Les documentaires animaliers ont la cote depuis quelques années, surtout depuis le succès retentissant de Planet Earth et de tous les projets subséquents de la BBC. Leur force est de savoir élaborer une trame narrative autour d’animaux que l’on connait parfois très bien, parfois peu, et d’associer leurs gestes mêmes les plus anodins à des choses que nous, en tant qu’humains, faisons également. Leur approche est généralement empirique et scientifique, et nous rappelle que les animaux sont beaucoup plus intelligents que nous le pensons.

My Octopus Teacher s’inspire de ces documentaires, en adoptant toutefois une approche plus personnelle, émotive, envers non pas une diversité d’animaux, mais un seul plutôt : une pieuvre. À travers l’expérience du documentariste sud-africain Craig Foster, les réalisateurs Pippa Ehrlich et James Reed explorent la curieuse relation entre un homme et une pieuvre, et la façon dont cette « amitié » a redonné un nouveau sens à la vie de Foster. On suit donc les diverses étapes de leur relation au cours d’une seule année (puisque les pieuvres ne vivent habituellement qu’un an), de leur première rencontre jusqu’à sa mort.

La première chose qui nous frappe lors du visionnement est à quel point le documentaire est apaisant, poétique et envoûtant. Certains (comme moi) ont une peur bleue des fonds marins, d’autres y voient un endroit magique qui ne ressemble à rien sur Terre. C’est un tout autre univers qui nous est en partie inconnu et qui parait à première vue hostile. Toutefois, les images tournées par Foster donnent une véritable impression de calme, de sérénité, qui m’ont presque donné envie de me lancer à la plongée sous-marine. Presque…

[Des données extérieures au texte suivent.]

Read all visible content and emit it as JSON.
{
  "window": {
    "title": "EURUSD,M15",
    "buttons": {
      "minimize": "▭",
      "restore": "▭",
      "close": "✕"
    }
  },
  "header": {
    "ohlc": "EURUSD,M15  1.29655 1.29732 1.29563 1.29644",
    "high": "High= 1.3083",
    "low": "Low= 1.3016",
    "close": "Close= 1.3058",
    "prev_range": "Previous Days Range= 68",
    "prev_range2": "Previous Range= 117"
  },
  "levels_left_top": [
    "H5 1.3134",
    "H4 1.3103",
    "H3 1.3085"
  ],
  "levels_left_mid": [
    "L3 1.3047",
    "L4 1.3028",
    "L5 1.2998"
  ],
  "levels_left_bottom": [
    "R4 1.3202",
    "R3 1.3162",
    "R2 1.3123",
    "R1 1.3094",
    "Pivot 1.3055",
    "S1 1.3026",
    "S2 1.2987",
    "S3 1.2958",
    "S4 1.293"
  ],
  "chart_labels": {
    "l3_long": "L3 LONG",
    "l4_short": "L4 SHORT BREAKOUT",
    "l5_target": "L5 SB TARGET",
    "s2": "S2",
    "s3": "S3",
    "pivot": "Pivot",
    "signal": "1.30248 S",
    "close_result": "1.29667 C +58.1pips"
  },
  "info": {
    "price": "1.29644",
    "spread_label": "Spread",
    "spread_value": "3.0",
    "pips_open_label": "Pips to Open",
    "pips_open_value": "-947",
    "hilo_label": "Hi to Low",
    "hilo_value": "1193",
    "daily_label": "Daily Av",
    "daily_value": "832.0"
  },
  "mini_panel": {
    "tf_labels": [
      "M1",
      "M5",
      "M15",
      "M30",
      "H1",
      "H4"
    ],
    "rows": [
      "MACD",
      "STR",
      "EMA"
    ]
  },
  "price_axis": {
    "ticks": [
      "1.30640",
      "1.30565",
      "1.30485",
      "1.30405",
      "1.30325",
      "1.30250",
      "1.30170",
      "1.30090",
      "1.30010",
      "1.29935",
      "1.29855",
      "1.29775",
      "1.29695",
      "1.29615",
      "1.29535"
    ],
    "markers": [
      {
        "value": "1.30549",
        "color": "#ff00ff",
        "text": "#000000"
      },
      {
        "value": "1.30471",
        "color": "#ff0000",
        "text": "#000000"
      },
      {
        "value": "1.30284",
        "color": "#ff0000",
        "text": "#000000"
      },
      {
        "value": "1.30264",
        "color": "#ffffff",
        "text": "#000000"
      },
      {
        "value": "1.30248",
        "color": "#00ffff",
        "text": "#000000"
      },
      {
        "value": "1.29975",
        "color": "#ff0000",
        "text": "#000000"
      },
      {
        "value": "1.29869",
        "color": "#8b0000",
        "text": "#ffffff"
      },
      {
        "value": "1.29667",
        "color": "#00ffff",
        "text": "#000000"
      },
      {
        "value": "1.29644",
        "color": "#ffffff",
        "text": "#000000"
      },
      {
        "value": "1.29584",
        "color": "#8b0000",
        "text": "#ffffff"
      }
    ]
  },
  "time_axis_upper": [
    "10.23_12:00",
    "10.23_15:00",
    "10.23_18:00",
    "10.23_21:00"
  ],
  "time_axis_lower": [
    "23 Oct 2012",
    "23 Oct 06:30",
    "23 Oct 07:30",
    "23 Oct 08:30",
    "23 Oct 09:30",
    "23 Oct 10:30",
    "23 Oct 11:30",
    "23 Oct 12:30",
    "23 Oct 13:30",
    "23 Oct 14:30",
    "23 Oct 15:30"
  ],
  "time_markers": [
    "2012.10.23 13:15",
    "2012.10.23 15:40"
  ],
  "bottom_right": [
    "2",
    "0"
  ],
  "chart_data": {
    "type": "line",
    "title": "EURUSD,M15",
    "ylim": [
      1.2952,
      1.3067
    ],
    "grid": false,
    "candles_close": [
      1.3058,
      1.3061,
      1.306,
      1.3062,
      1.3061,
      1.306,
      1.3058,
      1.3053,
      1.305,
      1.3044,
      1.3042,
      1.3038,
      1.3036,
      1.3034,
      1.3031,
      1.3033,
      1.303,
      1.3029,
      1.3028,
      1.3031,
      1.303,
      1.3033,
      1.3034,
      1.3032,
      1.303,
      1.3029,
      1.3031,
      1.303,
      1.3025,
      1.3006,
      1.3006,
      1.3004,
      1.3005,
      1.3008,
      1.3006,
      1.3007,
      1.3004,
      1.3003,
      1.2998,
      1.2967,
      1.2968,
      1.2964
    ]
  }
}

Lorsque Foster découvre la pieuvre, elle attire tout de suite son attention, comme si son intuition lui disait que ce n’était pas un animal comme les autres. Il l’approche donc, et tente d’obtenir sa confiance en respectant ses distances et en ne faisant aucun geste pour la brusquer. Un peu à la manière des premiers scientifiques, il l’observe de façon empirique, tentant de deviner la raison derrière chacun de ses gestes. Le film est monté pour que l’auditoire expérimente le processus par lequel Foster est passé, et donc on suit de façon linéaire son évolution, ce qui nous permet d’en apprendre davantage sur un animal méconnu du grand public. Ainsi, nous la verrons chasser, fuir des prédateurs, et s’amuser avec Foster, d’une façon qui nous surprend pour un animal non domestique.

Il est facile d’être séduit par My Octopus Teacher, d’une part parce que ses images sont spectaculaires, d’autre part parce que l’amour que Foster porte envers la pieuvre transcende l’écran. Par contre, j’ai été passablement déçu du sensationnalisme forcé que l’on superpose à une histoire qui n’en a pas vraiment besoin. Prenons l’exemple d’un moment où la pieuvre se fait attaquer par des requins pyjamas et perd l’une de ses tentacules. Foster est bien évidemment atterré par la situation et, au bord des larmes, nous indique qu’à ce moment il s’est demandé s’il aurait dû intervenir ou non. Puis, à son grand étonnement, le tentacule repousse et la pieuvre, après une courte convalescence, retrouve ses moyens. Cette scène (et quelques autres par la suite) laisse clairement paraître une forme de manipulation émotionnelle des réalisateurs envers le public. Il n’est pas rare de voir des segments mis en scène dans les documentaires, mais ici ils sont tous plus flagrants les uns que les autres. Cela rend bien évidemment le récit plus dynamique, mais fait perdre un peu de crédibilité au film à mon avis.

Cela dit, on en vient à s’investir rapidement de la relation entre eux deux, et l’émotion que Foster transmet à travers sa narration est palpable, ce qui pardonne en partie ces éléments plus sensationnalistes. Le documentaire fait beaucoup réfléchir sur la relation entre les humains et les animaux, nous rappelle que se rapprocher de la nature peut être bénéfique pour notre santé mentale comme physique, et est une fenêtre de choix sur un événement aussi anodin que précieux. Si j’aurais préféré qu’il assume pleinement ses visées contemplatives plutôt que de sombrer par endroits dans le documentaire traditionnel, My Octopus Teacher demeure une expérience sensorielle fascinante et est assuré de plaire à tous et à toutes.